The Independent Voice of Southern Methodist University Since 1915

The Daily Campus

The Daily Campus

The Independent Voice of Southern Methodist University Since 1915

The Daily Campus

The Independent Voice of Southern Methodist University Since 1915

The Daily Campus


Author tells personal story of eating disorder in new book


Jena Morrow, the author of “Hollow,” a book about her personal struggle with eating disorders, started showing signs of a negative body image at the early age of three. 


“It started really early on, but the word anorexia wasn’t tossed around until I was about 11,” said Morrow. At 12, she went into treatment and “grew out of it” by age 13. She struggled with her body image all throughout high school, and when college came around she saw it as the perfect opportunity to relapse into her old habits.


“Out from under the watchful eye of teacher[s] and parents, I sort of figured that if I leave college with a degree that would be a perk but my real goal was to get thin,” Morrow said. “I saw being away at school as being the perfect opportunity to lose weight, and that was my goal in college.”


After only two months of being away at school, Morrow went from 120 pounds to 80 pounds. With no one there to encourage good eating habits and monitor her weight, she found it easy to shed pounds. 


But that much weight doesn’t disappear and go unnoticed. “When you lose weight people will automatically compliment you, whether you needed to lose weight or not. But it soon turned into people being concerned,” Morrow said.


Her roommate was the first to ask about her drastic drop in weight and that quickly spread to the girls on her floor, and then eventually to her professors who sent her to the school’s counseling center. 


Morrow found little help at the counseling center, where they simply interviewed her and gave her a business card for a therapist, but she knew that she had to do something to quell the concerns of those that were worried about her. 


“So I just played the game,” Morrow said. “I was just treading water and making everyone happy. But I knew I wasn’t going to give it up.”


Morrow was eventually forced to drop out of school and go into a yearlong program at a residential treatment facility. But from the start, Morrow had decided she was not going to snap out of her disorder. She had decided that, once again, she would play the game and then descend back into a relapse.
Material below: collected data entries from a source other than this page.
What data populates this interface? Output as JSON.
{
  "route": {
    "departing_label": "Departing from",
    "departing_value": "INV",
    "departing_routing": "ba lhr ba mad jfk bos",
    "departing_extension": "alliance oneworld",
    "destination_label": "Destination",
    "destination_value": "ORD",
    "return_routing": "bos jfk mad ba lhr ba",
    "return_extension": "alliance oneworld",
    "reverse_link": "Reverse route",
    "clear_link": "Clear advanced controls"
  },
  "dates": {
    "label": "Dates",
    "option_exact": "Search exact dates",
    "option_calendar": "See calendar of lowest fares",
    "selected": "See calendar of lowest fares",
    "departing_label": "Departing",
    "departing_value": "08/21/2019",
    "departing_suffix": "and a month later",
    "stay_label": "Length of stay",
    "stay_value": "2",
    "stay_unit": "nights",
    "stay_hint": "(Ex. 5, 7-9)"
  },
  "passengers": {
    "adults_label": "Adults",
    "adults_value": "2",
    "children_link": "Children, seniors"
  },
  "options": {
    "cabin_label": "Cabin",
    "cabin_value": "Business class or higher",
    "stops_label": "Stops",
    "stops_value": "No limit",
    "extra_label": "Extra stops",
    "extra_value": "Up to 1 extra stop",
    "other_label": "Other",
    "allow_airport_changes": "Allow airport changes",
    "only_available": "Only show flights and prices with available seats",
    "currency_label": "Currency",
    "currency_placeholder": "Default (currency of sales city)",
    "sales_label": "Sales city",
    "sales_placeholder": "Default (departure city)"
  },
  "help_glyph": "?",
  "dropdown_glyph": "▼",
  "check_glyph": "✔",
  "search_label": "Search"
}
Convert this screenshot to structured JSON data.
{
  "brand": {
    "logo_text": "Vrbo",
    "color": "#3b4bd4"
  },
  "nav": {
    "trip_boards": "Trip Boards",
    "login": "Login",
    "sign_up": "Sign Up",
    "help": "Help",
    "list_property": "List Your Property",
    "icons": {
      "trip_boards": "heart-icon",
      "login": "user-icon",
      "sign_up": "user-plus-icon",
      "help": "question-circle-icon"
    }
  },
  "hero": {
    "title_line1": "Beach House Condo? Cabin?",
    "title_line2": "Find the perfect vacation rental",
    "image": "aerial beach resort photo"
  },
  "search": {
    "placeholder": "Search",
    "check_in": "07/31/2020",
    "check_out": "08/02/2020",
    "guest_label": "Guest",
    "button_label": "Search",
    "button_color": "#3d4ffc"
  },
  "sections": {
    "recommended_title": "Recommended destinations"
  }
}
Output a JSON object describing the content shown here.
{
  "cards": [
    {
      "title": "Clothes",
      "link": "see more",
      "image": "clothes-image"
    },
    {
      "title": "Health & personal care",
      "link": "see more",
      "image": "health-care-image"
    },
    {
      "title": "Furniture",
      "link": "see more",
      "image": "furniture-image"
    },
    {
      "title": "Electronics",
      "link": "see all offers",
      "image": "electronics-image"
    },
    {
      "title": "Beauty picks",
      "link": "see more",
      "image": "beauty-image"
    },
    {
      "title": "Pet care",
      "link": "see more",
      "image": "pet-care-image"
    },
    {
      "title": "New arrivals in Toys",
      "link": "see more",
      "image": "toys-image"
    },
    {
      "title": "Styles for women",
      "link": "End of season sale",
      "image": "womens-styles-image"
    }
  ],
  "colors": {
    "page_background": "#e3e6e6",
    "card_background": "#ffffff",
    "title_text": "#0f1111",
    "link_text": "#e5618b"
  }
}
But Morrow wasn’t anticipating the level of care she would receive at the facility.


“I wasn’t prepared for the people I would meet there, or for the scriptural truth they would introduce me to,” Morrow said. 


While there, Morrow also learned what it was like to feel normal. After years of battling with eating disorders, she had no method of comparison to decide whether or not she even liked being anorexic. 


“After getting out of rehabilitation, I had emotions, I didn’t feel numb and a felt close to God. I just realized that I felt better when I was normal,” Morrow said. 


After beating her battle with eating disorders, Morrow is now on a mission to ensure that others do not fall into the same situation in which she found herself. She now works as a behavioral health specialist at Timberline Knolls Residential Treatment Center, a leading eating disorder center, and is hoping that her book will inspire those that she cannot.


 One of the age groups that she is most concerned about reaching is college students. She says that periods in which we make changes in our lifestyle are when we are the most susceptible, and that going from high school to college is an optimal time for girls to second-guess their body image. 


“College is such a dynamic time; everything is changing. We are making huge decisions about where we want our life to take us,” Morrow said. “Couple this with the obnoxious idea of the freshmen fifteen and so many girls talking about their weight, and you end up with sort of a hotbed.” 


She says that girls who are particularly concerned about their body weight need to be careful to avoid the topic of weight when they are talking to their friends. She says that girls do not even realize the amount of time they spend talking about their body image and their weight, and that these conversations can make falling into an eating disorder even easier.


Morrow encourages girls who are already struggling with an eating disorder to “take off the shroud of secrecy” and tell others that you are suffering. She says that this will create a personal support group for them and make it easier for them to pull themselves out of their eating disorder. 


She also encourages going to support groups with girls who are also suffering from eating disorders. She acknowledges that sometimes these groups aren’t available, and says that more common groups like Overeaters Anonymous or Alcoholics Anonymous are also valuable opportunities for help. 


“Just being around people who are also personally struggling will make it easier for you to talk about your problem. These people will welcome you with open arms,” Morrow said.